Find Your Perfect EV

Answer a few questions and we'll match you with electric vehicles that genuinely fit your life — factoring in your climate, driving habits, and budget.

Step 1

Where do you mostly drive?

Climate has a bigger impact on EV range than most people realise.

Select your country

Choosing an EV by usable kWh, efficiency and real range

Range is arithmetic: usable battery capacity (in kWh) multiplied by efficiency (in miles or km per kWh). Both numbers matter on their own, not just the headline range figure they produce. A Hyundai Ioniq 6 and a similarly-priced mid-size SUV can carry a comparable usable battery yet post noticeably different real-world range simply because the saloon shape moves through the air more efficiently. Shopping on battery size alone — "which car has the biggest kWh number" — misses this entirely. It's worth looking at efficiency and usable capacity as two separate levers, since a more efficient, smaller-battery EV can comfortably out-range a bigger, thirstier one, often at a lower price and with a smaller environmental footprint per mile driven.

Usable vs gross capacity — why the marketed number isn't the whole story

Every EV battery has two capacity figures: the gross (total) capacity built into the pack, and the smaller usable capacity actually available to drive on. Manufacturers reserve a buffer — typically a few percent at the very top and bottom of the charge range — to protect the cells from the most stressful extremes of full and empty, and to keep the state-of-charge readout accurate over the car's life. Marketing sometimes quotes the larger gross figure, so a car advertised with a "77kWh battery" might only offer around 72–75kWh of usable range day to day. When comparing range claims between brands, usable capacity — not gross — is the number that actually predicts how far you'll get, which is why every figure on the battery specs page is shown as usable capacity.

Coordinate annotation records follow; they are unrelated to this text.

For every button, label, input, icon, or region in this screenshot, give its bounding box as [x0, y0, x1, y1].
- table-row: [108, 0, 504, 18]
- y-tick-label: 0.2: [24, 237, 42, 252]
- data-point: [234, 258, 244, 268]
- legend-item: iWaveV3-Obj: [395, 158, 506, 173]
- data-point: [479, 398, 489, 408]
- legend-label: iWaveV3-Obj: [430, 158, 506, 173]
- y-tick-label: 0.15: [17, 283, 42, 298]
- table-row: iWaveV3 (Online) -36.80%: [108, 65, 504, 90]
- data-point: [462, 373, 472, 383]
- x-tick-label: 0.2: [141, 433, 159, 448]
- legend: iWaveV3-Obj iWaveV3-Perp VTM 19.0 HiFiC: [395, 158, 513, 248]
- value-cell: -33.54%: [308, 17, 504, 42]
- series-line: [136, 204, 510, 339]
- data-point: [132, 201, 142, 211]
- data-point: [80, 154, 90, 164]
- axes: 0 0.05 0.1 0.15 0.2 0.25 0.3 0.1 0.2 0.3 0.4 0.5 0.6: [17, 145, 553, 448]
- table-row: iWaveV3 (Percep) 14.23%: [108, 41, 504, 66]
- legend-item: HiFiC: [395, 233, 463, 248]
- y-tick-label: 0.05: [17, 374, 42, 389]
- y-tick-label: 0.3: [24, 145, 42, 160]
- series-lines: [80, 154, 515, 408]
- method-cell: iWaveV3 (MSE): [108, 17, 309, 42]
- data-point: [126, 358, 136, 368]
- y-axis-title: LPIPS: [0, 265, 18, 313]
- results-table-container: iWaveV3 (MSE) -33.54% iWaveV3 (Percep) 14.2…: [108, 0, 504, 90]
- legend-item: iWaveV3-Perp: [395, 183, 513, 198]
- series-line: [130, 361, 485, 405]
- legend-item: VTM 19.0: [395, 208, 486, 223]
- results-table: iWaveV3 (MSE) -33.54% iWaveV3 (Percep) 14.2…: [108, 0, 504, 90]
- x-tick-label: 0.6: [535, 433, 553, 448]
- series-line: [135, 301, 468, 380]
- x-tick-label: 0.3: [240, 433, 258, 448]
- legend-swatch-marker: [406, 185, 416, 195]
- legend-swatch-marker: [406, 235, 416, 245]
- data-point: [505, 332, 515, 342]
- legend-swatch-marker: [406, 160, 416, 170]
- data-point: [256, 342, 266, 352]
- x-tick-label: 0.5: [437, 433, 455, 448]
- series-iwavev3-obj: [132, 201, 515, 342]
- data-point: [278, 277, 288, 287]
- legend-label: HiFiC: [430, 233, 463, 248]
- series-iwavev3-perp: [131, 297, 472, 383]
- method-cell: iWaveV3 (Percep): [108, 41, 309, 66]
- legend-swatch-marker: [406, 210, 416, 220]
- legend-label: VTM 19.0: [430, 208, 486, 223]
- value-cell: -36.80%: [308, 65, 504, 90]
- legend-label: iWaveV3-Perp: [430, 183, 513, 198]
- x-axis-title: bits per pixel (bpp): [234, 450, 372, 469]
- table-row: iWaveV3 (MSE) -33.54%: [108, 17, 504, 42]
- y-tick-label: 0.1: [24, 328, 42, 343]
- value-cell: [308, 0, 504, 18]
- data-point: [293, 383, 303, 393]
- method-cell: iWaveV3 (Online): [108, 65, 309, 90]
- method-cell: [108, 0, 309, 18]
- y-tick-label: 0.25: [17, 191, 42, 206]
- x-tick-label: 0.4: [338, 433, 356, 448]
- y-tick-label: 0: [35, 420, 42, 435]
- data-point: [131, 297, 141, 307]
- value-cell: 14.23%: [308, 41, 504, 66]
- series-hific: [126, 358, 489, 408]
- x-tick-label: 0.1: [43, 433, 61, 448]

Matching an EV to how you actually drive

Specs only tell half the story — the right EV also depends on your typical trip lengths, home charging access, climate, and budget. A driver doing mostly short local trips with a home charger rarely needs the biggest, most expensive battery on offer; a driver covering long motorway distances regularly, or without reliable home charging, benefits far more from strong DC rapid charging speed than from a slightly bigger pack. Cold-climate drivers should weight winter range loss and heat pump availability more heavily than the headline WLTP or EPA figure alone. The finder above turns these trade-offs into a short set of questions rather than asking you to weigh every spec yourself.

Choosing an EV FAQs

What's a good efficiency figure for an EV?
Roughly 3.5–4.5mi/kWh (or 14–18kWh/100km) is considered efficient for a modern EV, achieved by aerodynamic saloons and smaller crossovers like a Tesla Model 3 or Hyundai Ioniq 6. Larger SUVs and trucks — a Kia EV9 or a pickup-style EV — more typically sit around 2.2–3mi/kWh (22–28kWh/100km). Neither figure is "wrong"; it reflects the trade-off between interior space, ride height and range per kWh of battery fitted.
Does a bigger battery always mean more range?
Not necessarily — efficiency matters just as much as capacity. A smaller, more aerodynamic EV with a 60kWh usable battery and 4mi/kWh efficiency gets roughly the same range as a larger SUV with an 80kWh battery managing 3mi/kWh. When comparing models, look at both numbers together, not battery size alone — a bigger battery pack often just offsets a less efficient shape rather than delivering genuinely longer range.
Why do two EVs with the same battery size have different ranges?
Range is capacity multiplied by efficiency, and efficiency varies a lot between models with otherwise similar batteries — driven by aerodynamic drag, vehicle weight, tyre choice, motor and inverter efficiency, and how aggressively the car manages energy at low charge. Two EVs sharing a very similar usable capacity can differ in real-world range by 15% or more purely because one is a more efficient design.
Is the advertised battery capacity the same as what I can actually use?
No — manufacturers publish both a gross (total) capacity and a smaller usable capacity, with the difference reserved as a buffer at the very top and bottom of the pack to protect long-term health and keep the range estimate accurate. A car marketed with a "77kWh battery" might have a usable capacity closer to 72–75kWh. Always compare usable figures when shopping — see the battery specs page for usable capacity by model.